Her senior year, Rivera studied English in Tegucigalpa, about three hours away, and applied to attend college in the United States.
She learned she was accepted on scholarship to Johnson State College in Vermont.
And then, at 18, she discovered she was pregnant.
Her extended family rallied around her, insisting she get her degree.
Rivera delivered baby Nicole, left the infant in her mother’s care and returned to Vermont to finish her freshman year.
“It was an incredibly difficult time,” she said. “I was determined to do the best thing for all of us.”
Afterward, she returned and married Renan Hernandez, Nicole’s father. She graduated with honors in 1993 and welcomed two more children to the family: Kimberly and Oscar.

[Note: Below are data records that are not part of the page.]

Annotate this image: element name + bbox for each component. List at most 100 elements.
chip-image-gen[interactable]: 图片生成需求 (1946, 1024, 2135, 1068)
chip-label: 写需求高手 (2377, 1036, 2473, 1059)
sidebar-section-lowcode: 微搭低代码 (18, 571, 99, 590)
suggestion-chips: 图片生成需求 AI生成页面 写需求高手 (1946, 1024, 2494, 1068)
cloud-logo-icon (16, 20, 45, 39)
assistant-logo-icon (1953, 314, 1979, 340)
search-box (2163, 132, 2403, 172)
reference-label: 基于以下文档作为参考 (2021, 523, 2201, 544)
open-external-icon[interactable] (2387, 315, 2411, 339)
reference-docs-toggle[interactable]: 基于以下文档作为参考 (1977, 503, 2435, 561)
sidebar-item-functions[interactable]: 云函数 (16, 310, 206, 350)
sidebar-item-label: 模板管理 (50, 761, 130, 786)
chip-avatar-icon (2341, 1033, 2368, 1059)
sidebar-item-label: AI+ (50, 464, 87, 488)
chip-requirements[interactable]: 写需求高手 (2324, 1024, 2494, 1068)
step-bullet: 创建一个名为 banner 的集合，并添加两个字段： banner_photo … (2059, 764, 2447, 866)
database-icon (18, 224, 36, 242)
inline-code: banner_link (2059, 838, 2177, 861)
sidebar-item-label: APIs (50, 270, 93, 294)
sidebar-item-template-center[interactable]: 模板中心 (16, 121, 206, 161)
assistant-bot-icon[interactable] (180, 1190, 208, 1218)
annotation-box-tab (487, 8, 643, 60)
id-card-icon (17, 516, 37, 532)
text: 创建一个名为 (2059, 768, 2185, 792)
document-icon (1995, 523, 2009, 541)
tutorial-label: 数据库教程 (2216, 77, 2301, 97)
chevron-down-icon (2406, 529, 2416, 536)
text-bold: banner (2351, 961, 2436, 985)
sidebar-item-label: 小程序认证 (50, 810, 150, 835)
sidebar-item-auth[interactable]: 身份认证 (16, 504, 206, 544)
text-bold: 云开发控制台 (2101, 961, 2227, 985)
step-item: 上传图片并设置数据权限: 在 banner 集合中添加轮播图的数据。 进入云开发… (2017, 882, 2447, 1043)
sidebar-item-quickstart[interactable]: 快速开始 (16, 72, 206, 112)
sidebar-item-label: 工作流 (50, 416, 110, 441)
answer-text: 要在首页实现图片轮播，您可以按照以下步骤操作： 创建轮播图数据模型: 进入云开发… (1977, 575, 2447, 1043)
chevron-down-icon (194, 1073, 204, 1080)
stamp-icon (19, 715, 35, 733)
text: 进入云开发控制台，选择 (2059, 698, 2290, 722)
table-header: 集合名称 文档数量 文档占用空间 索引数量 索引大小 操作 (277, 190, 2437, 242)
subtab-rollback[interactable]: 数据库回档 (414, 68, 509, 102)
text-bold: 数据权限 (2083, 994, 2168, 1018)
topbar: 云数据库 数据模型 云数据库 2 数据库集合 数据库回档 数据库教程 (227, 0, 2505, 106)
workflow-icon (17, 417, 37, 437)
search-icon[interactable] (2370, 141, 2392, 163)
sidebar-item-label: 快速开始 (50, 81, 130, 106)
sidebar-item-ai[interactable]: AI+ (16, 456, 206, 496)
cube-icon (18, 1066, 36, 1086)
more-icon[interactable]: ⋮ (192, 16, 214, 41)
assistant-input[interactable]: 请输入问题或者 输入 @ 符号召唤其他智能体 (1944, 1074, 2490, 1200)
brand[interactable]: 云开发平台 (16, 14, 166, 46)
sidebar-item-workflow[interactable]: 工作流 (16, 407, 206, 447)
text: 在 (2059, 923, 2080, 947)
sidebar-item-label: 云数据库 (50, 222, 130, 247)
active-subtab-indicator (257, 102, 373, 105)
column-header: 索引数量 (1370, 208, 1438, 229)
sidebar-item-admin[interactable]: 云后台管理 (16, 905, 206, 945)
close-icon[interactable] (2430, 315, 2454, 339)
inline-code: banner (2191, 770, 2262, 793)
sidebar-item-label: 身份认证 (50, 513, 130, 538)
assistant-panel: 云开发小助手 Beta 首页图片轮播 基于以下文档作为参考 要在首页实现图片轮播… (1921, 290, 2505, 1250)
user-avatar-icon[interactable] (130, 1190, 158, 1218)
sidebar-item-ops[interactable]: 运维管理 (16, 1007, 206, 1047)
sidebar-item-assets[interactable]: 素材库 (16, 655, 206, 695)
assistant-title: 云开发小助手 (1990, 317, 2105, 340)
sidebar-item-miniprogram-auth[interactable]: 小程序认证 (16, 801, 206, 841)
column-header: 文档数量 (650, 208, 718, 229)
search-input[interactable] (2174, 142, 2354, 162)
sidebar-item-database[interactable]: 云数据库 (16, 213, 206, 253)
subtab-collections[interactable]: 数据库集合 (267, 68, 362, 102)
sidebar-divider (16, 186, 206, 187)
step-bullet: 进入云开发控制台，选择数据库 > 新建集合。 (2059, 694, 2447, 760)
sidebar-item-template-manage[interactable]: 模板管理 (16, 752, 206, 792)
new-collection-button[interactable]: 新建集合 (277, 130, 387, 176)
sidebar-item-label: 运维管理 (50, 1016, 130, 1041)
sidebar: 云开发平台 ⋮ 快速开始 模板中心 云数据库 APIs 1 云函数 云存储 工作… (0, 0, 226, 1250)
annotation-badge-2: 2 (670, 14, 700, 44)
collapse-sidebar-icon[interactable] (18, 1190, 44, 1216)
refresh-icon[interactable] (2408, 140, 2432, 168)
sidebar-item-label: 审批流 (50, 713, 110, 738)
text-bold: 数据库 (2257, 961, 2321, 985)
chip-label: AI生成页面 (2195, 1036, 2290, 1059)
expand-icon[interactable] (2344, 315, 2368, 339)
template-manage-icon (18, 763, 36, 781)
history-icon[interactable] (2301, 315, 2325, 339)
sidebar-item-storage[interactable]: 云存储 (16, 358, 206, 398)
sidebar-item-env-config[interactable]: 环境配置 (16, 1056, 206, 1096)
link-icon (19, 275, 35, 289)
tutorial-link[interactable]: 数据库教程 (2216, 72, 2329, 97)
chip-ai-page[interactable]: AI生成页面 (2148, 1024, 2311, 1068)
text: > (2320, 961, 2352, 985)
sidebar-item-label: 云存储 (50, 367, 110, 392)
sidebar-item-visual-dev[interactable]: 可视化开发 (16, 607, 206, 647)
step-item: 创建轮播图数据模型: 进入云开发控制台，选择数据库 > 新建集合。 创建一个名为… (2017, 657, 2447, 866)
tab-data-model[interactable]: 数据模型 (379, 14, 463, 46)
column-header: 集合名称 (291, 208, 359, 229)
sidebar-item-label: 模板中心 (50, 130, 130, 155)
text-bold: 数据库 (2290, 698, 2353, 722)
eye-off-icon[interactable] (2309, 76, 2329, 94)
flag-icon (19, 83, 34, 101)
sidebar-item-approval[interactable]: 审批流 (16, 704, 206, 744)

In 1996, she interviewed for an administrative position at Predisan -— attracted to the idea of working two blocks away from her home so she could spend more time with her children.
“The first day of work, I saw something strange,” Rivera said. “Every afternoon, we had Bible studies. For a while, I wondered why they talked about the Old Testament. I had no idea how that could possibly be relevant today.”
She began studying with Doris Clark, Predisan’s American co-founder, a few months later, and was baptized in a swimming pool in Catacamas.
She credits Clark and former executive director Amanda Madrid, now a fund-raiser for Predisan in the U.S., with helping her grow her faith in the years since.
“I look back and I see that they were grooming me for what I’m doing now,” Rivera said. “The mentoring experience was not as evident then, but it is today. Now, I lead one of the Bible studies every morning.”
Clark and Madrid also encouraged Rivera to continue her education.
She quit working full-time for Predisan in 2003 to pursue a master’s degree in finance, returning once she was confident she could manage everything.
Madrid said Rivera’s skills and personality have endeared her to the staff.
“Martha is wonderful for the ministry,” Madrid said, “and I believe so deeply in her abilities. She has a great way of communicating her expectations, knowing people will rise up.”
Daughter Nicole, now 18, is a pre-med student in Tegucigalpa.
She was drawn to the idea of practicing medicine from watching visiting surgeons and helping translate for patients, her mother said.
Kimberly, 13, and Oscar, 12, are leaning toward other careers. Rivera hopes they’ll study in the states and return home to work someday, like she did.
“The experience of studying abroad, the world view you get, is so important,” she said. “But it’s also crucial to come back and put that education to work here, for the people of Honduras.”
Visits to people in the most remote of Predisan’s clinics connect Rivera’s present life to her past.
The trips aren’t easy, by any means.
On a recent outing, her vehicle became submerged in an overflowing creek and she had to wade out in waist-high water.
Those are the risks she gladly takes for the reward of perspective.
“When I go to the mountains now, I imagine my mom, the way she had to carry me on horseback for two hours to the doctor when I was sick,” she said.
“I think a lot about what life must have been like and how different mine is, and how much improved the quality of life is for those who live in the valley.
“I’m incredibly blessed, and my dream is to pass that on.”